Legenda: O agricultor Magnandes Costa Cardoso conta que não foi informado sobre a contrapartida da Jari Celulose
Por Carolina Bataier | De Olho nos Ruralistas
Com edição de Carlos Henrique Silva | Comunicação CPT Nacional
Créditos das fotos: Harrison Lopes
Compartilhamos trechos desta reportagem publicada no portal De Olho nos Ruralistas, com autoria da jornalista Carolina Bataier, e apoio da CPT em Santarém (PA) nos diálogos com as lideranças das comunidades. Os projetos do mercado de carbono têm sido uma realidade que cresce na região amazônica, e têm impactado as comunidades.
Quando a proposta de participar de um projeto de créditos de carbono chegou até a comunidade Nova Vida, no município de Almeirim (PA), o agricultor Carlos Jorge Araújo Cruz foi o único a recusar.
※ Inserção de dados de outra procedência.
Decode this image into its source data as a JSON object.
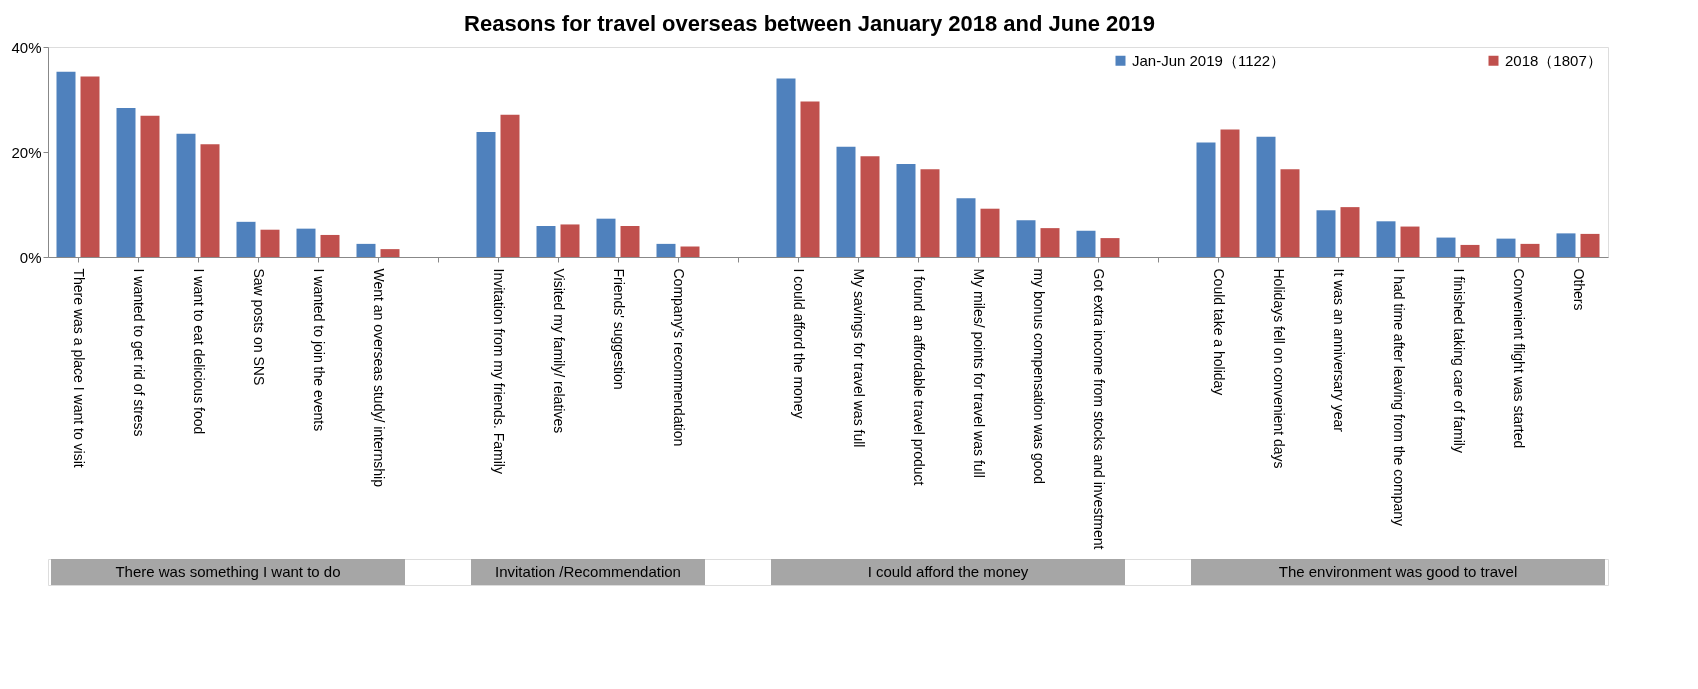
{
  "chart_data": {
    "type": "bar",
    "title": "Reasons for travel overseas between January 2018 and June 2019",
    "categories": [
      "There was a place I want to visit",
      "I wanted to get rid of stress",
      "I want to eat delicious food",
      "Saw posts on SNS",
      "I wanted to join the events",
      "Went an overseas study/ internship",
      null,
      "Invitation from my friends. Family",
      "Visited my family/ relatives",
      "Friends' suggestion",
      "Company's recommendation",
      null,
      "I could afford the money",
      "My savings for travel was full",
      "I found an affordable travel product",
      "My miles/ points for travel was full",
      "my bonus compensation was good",
      "Got extra income from stocks and investment",
      null,
      "Could take a holiday",
      "Holidays fell on convenient days",
      "It was an anniversary year",
      "I had time after leaving from the company",
      "I finished taking care of family",
      "Convenient flight was started",
      "Others"
    ],
    "series": [
      {
        "name": "Jan-Jun 2019（1122）",
        "color": "#4f81bd",
        "values": [
          35.3,
          28.4,
          23.5,
          6.7,
          5.4,
          2.5,
          null,
          23.8,
          5.9,
          7.3,
          2.5,
          null,
          34.0,
          21.0,
          17.7,
          11.2,
          7.0,
          5.0,
          null,
          21.8,
          22.9,
          8.9,
          6.8,
          3.7,
          3.5,
          4.5
        ]
      },
      {
        "name": "2018（1807）",
        "color": "#c0504d",
        "values": [
          34.4,
          26.9,
          21.5,
          5.2,
          4.2,
          1.5,
          null,
          27.1,
          6.2,
          5.9,
          2.0,
          null,
          29.6,
          19.2,
          16.7,
          9.2,
          5.5,
          3.6,
          null,
          24.3,
          16.7,
          9.5,
          5.8,
          2.3,
          2.5,
          4.4
        ]
      }
    ],
    "ylim": [
      0,
      40
    ],
    "yticks": [
      {
        "value": 0,
        "label": "0%"
      },
      {
        "value": 20,
        "label": "20%"
      },
      {
        "value": 40,
        "label": "40%"
      }
    ],
    "annotations": [
      "There was something I want to do",
      "Invitation /Recommendation",
      "I could afford the money",
      "The environment was good to travel"
    ],
    "legend": "top right"
  }
}
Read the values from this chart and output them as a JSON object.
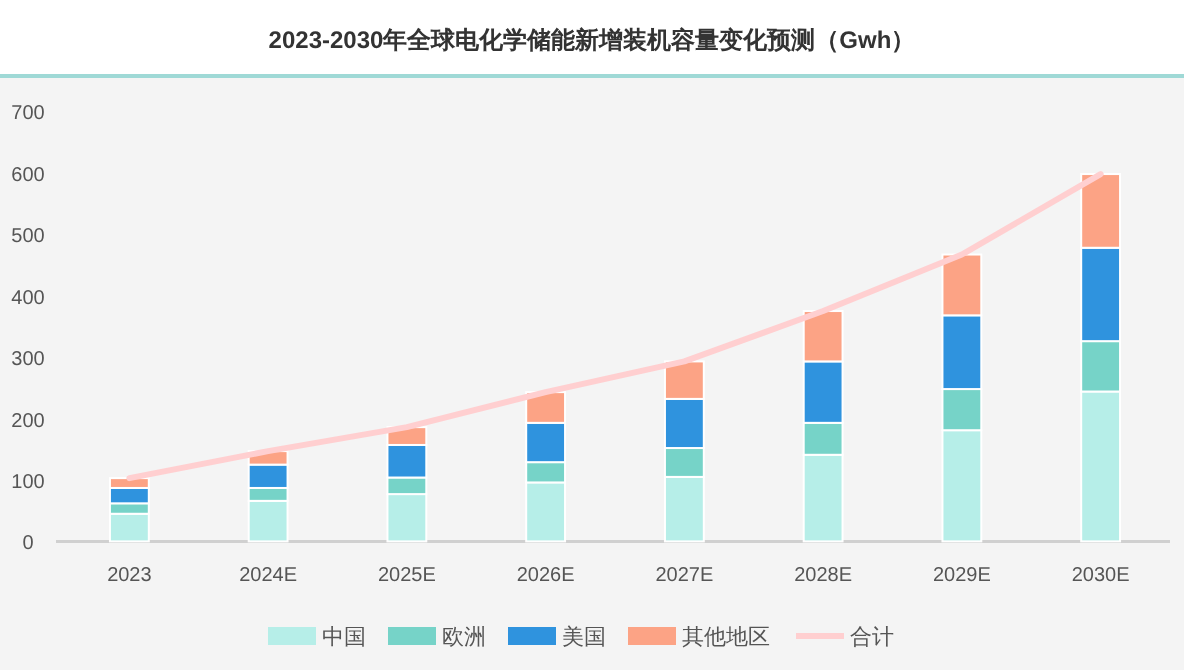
{
  "chart_data": {
    "type": "bar",
    "title": "2023-2030年全球电化学储能新增装机容量变化预测（Gwh）",
    "categories": [
      "2023",
      "2024E",
      "2025E",
      "2026E",
      "2027E",
      "2028E",
      "2029E",
      "2030E"
    ],
    "stacked": true,
    "ylim": [
      0,
      700
    ],
    "yticks": [
      0,
      100,
      200,
      300,
      400,
      500,
      600,
      700
    ],
    "grid": false,
    "legend": "bottom",
    "series": [
      {
        "name": "中国",
        "color": "#b6eee8",
        "values": [
          45,
          66,
          77,
          96,
          105,
          141,
          181,
          244
        ]
      },
      {
        "name": "欧洲",
        "color": "#76d3c8",
        "values": [
          17,
          21,
          27,
          33,
          47,
          52,
          67,
          82
        ]
      },
      {
        "name": "美国",
        "color": "#2f93de",
        "values": [
          25,
          38,
          53,
          64,
          80,
          100,
          120,
          152
        ]
      },
      {
        "name": "其他地区",
        "color": "#fca385",
        "values": [
          16,
          22,
          29,
          50,
          61,
          82,
          99,
          120
        ]
      },
      {
        "name": "合计",
        "type": "line",
        "color": "#ffcfd0",
        "values": [
          103,
          147,
          186,
          243,
          293,
          375,
          467,
          598
        ]
      }
    ]
  }
}
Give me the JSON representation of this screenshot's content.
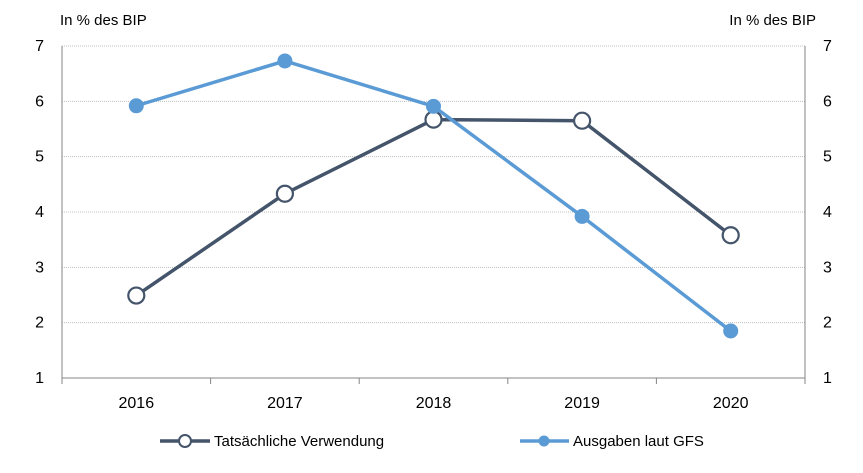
{
  "chart_data": {
    "type": "line",
    "categories": [
      "2016",
      "2017",
      "2018",
      "2019",
      "2020"
    ],
    "y_left_label": "In % des BIP",
    "y_right_label": "In % des BIP",
    "ylim": [
      1,
      7
    ],
    "yticks": [
      1,
      2,
      3,
      4,
      5,
      6,
      7
    ],
    "grid": true,
    "legend_position": "bottom",
    "series": [
      {
        "name": "Tatsächliche Verwendung",
        "values": [
          2.49,
          4.33,
          5.67,
          5.65,
          3.58
        ],
        "color": "#44546a",
        "marker": "hollow-circle"
      },
      {
        "name": "Ausgaben laut GFS",
        "values": [
          5.92,
          6.73,
          5.91,
          3.92,
          1.85
        ],
        "color": "#5b9bd5",
        "marker": "filled-circle"
      }
    ]
  }
}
Ele e os vizinhos foram os primeiros a serem consultados sobre o interesse em fazer parte do Projeto Jari/Pará, uma parceria entre a Jari Celulose e a Biofílica Ambipar Environmental Investments, especializada em iniciativas de preservação ambiental. A primeira alega ser proprietária de 909 mil hectares. A segunda é responsável pela comercialização dos créditos de carbono no Brasil e no exterior.
Legenda: O casal Arlete e Carlos considerou o valor oferecido pouco vantajoso
O Jari/Pará é uma proposta de Redução de Emissões por Desmatamento e Degradação florestal (REDD), conceito adotado pela Convenção de Clima da Organização das Nações Unidas (ONU) e se refere à remuneração de quem mantém suas florestas intactas, poupando-as do desmatamento e evitando a emissão de CO2 na atmosfera.
O projeto abrange 58 comunidades que vivem da agricultura camponesa e da venda de açaí e castanha do Pará. Na Nova Vida, são cerca de 30 famílias. Muitas delas enviaram representante para a reunião com a equipe da Jari, realizada na casa de um dos moradores. “Eles falavam: em quatro anos, vem um dinheiro”, lembra Carlos. Mas o pagamento nunca chegou até os agricultores.
Legenda: Casas foram abandonadas em Monte Dourado
As atividades do Jari/Pará estão suspensas desde 2023 e o projeto é alvo de ações da Procuradoria-Geral do Estado do Pará (PGE-PA) e do Ministério Público do Pará (MPPA), que questionam a autenticidade dos títulos de propriedade de parte das terras da Jari Celulose. O trabalho da PGE resultou na devolução para o Estado da Gleba Arraiolos, de 386 mil hectares, e apontou irregularidades nos documentos apresentados pela empresa para provar a propriedade da terra. A Jari Celulose contestou a decisão, e a disputa entre a empresa e o Estado segue até hoje na Justiça.
Mesmo com as irregularidades, o projeto teve resultados financeiros milionários para as empresas. E como nenhum dos moradores da Nova Vida ficou com cópia dos documentos assinados na primeira – e única – reunião com a empresa, não é possível confirmar o valor prometido ou a data do encontro.
A PGE move uma ação de indenização por danos materiais e morais pelo uso ilegal de terra pública contra a Jari Celulose. Embora vivam no território e tirem dali o seu sustento, as famílias do Braço, Nova Vida e Morada Nova não possuem títulos definitivos das terras. Nem os moradores mais antigos conseguiram o documento de posse da terra.
Na ação de indenização por danos materiais e morais pelo uso ilegal de terra pública movida pela PGE contra a Jari Celulose, o procurador Ibraim Rocha acusa a empresa de praticar grilagem de carbono. “No passado, o grileiro se aproveitava dos títulos registrados nos cartórios, nulos, mas que validavam e davam a aparência de propriedade e com isso podia vender para terceiros”, explica. “Hoje, em vez dos cartórios de imóveis, eles usam as certificadoras internacionais como grandes cartórios”.